Is it being amplified by design? Yes.
What has solidified across Europe is not a series of isolated incidents, but the industrialisation of climate disinformation – and a widening gap between the scale of the threat and the regulatory response.
In August 2025, climate was the most targeted topic by online disinformation campaigns across the EU according to EDMO (EDMO, 2025).
In several European countries, centre-right outlets misrepresent the practical realities of the transition now that it’s happening.
Headlines in publications such as Il Giornale (Italy), The Telegraph (UK), or Neue Zürcher Zeitung (Germany) have falsely linked renewables to blackouts, rising bills, or industrial decline, claims that contradict available evidence but nonetheless shape public perception.
In France, monitoring has identified 665 misleading climate claims in mainstream broadcast media within a single year (QuotaClimat, 2025) – most of them linked to energy policy.

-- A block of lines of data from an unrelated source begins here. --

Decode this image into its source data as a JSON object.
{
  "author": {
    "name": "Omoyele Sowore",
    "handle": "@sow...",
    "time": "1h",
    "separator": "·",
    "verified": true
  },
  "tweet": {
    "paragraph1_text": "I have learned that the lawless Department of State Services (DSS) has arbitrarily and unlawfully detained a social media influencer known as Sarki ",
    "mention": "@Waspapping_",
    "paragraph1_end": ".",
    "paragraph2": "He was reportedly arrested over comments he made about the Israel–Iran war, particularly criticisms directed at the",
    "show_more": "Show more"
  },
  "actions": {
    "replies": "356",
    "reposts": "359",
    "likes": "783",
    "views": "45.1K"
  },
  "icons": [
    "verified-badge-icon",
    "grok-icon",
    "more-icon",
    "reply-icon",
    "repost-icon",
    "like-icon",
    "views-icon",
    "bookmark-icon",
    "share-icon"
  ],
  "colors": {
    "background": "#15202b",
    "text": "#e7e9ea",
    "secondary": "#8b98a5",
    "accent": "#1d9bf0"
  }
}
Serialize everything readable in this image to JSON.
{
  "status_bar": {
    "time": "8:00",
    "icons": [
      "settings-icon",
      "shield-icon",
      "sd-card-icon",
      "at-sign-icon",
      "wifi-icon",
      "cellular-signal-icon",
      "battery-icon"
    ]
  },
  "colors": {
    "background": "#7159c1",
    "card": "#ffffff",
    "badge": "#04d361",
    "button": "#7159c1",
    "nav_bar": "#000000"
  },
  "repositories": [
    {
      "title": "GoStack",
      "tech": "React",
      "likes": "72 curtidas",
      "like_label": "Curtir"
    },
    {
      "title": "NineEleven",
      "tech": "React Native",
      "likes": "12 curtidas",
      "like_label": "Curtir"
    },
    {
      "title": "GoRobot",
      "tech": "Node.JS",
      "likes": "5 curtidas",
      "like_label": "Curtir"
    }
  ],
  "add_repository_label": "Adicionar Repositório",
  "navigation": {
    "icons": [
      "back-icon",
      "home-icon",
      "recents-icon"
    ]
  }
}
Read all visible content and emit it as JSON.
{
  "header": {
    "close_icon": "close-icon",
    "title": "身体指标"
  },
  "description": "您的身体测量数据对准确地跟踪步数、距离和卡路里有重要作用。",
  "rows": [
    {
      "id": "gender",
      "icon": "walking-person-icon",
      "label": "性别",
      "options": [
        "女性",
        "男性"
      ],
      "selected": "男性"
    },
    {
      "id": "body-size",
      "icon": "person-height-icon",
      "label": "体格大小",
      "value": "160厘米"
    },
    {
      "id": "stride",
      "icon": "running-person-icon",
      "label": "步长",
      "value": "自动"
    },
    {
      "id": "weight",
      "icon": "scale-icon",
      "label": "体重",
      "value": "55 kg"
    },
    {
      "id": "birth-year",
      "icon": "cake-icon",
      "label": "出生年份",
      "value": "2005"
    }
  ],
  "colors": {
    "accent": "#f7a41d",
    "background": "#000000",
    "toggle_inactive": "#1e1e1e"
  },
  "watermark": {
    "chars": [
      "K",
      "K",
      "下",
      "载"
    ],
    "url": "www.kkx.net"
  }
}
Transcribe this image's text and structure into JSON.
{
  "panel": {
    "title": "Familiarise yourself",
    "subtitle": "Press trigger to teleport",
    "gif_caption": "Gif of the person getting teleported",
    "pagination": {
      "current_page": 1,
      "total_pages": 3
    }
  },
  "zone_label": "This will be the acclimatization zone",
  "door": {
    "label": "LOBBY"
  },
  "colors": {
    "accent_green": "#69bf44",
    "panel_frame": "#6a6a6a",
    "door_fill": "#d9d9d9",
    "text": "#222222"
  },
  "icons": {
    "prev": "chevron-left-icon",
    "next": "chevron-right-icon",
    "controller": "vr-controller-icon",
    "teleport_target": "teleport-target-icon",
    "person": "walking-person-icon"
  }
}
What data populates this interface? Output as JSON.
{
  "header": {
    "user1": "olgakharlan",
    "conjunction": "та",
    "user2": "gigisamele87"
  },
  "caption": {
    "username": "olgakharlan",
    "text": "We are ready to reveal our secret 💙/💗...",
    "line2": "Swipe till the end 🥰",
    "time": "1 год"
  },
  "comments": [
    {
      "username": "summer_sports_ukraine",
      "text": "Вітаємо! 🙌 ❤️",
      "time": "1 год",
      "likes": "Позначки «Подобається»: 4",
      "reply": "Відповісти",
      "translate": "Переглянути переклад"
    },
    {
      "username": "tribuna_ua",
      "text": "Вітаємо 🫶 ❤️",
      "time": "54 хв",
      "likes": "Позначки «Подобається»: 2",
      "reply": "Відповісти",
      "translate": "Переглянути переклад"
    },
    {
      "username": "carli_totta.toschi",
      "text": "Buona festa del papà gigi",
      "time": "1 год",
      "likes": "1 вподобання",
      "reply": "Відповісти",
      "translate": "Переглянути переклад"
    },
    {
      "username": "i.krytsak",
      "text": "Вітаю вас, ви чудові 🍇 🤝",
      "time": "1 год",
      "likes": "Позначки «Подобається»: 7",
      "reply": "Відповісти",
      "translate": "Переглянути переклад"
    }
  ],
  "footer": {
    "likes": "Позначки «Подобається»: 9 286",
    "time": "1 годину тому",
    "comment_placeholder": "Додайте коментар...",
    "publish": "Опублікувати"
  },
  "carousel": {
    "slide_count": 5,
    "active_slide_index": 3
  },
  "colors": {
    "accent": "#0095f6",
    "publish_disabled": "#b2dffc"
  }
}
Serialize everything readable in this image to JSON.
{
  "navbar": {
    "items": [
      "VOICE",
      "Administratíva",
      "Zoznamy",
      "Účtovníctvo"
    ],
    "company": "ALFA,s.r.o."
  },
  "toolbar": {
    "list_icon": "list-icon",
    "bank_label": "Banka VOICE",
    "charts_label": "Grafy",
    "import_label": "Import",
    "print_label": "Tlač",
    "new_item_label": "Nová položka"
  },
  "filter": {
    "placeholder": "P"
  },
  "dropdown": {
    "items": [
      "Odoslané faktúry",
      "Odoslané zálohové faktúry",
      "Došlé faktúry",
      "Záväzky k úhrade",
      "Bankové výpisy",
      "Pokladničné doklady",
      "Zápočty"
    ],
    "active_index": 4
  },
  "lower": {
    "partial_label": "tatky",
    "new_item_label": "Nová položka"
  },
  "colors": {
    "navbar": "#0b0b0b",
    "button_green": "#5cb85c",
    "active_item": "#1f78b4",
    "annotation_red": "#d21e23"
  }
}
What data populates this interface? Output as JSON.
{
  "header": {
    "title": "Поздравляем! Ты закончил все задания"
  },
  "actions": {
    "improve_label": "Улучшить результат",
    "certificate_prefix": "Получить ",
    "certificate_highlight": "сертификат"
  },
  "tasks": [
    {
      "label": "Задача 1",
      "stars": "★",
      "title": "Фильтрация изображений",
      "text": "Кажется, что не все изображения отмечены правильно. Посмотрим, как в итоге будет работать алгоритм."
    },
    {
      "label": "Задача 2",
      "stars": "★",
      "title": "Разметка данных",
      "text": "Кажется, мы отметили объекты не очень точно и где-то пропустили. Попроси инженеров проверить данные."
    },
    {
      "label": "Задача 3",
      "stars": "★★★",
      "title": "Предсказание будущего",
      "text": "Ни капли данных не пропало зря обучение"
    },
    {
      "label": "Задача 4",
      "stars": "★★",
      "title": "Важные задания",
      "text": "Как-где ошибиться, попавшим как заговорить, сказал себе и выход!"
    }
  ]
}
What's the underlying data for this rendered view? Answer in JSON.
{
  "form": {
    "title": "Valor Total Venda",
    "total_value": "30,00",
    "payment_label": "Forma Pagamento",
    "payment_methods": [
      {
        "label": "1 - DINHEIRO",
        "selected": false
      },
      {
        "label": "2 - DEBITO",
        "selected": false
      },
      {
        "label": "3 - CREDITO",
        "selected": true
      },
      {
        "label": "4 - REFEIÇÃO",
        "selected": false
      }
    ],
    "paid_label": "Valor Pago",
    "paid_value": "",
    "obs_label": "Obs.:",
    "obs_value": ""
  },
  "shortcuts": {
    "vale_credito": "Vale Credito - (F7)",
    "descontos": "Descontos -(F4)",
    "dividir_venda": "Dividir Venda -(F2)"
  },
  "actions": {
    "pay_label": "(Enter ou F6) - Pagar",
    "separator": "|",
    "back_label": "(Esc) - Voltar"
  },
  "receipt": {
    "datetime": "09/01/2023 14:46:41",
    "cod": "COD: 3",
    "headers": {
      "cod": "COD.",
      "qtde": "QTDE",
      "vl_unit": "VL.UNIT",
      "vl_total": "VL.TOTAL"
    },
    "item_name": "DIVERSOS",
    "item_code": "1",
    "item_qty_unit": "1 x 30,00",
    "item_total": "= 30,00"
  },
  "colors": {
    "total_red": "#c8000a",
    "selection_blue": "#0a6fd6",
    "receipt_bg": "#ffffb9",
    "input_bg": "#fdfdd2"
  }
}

Enforcement, however, has been limited.
On CNews, the economist Philippe Herlin described anthropogenic climate change as “a lie” and “a scam.” The €20,000 fine that followed marked a first in Europe – and remains an exception.
In the United Kingdom, the regulator Ofcom has faced similar limits. More than 1,000 climate-related complaints have been dismissed since 2020. While some decisions have recently been revisited, GB News has continued to test the boundaries, airing more than four anti-climate claims per day ahead of the 2024 general election (The Guardian, DeSmog, 2026).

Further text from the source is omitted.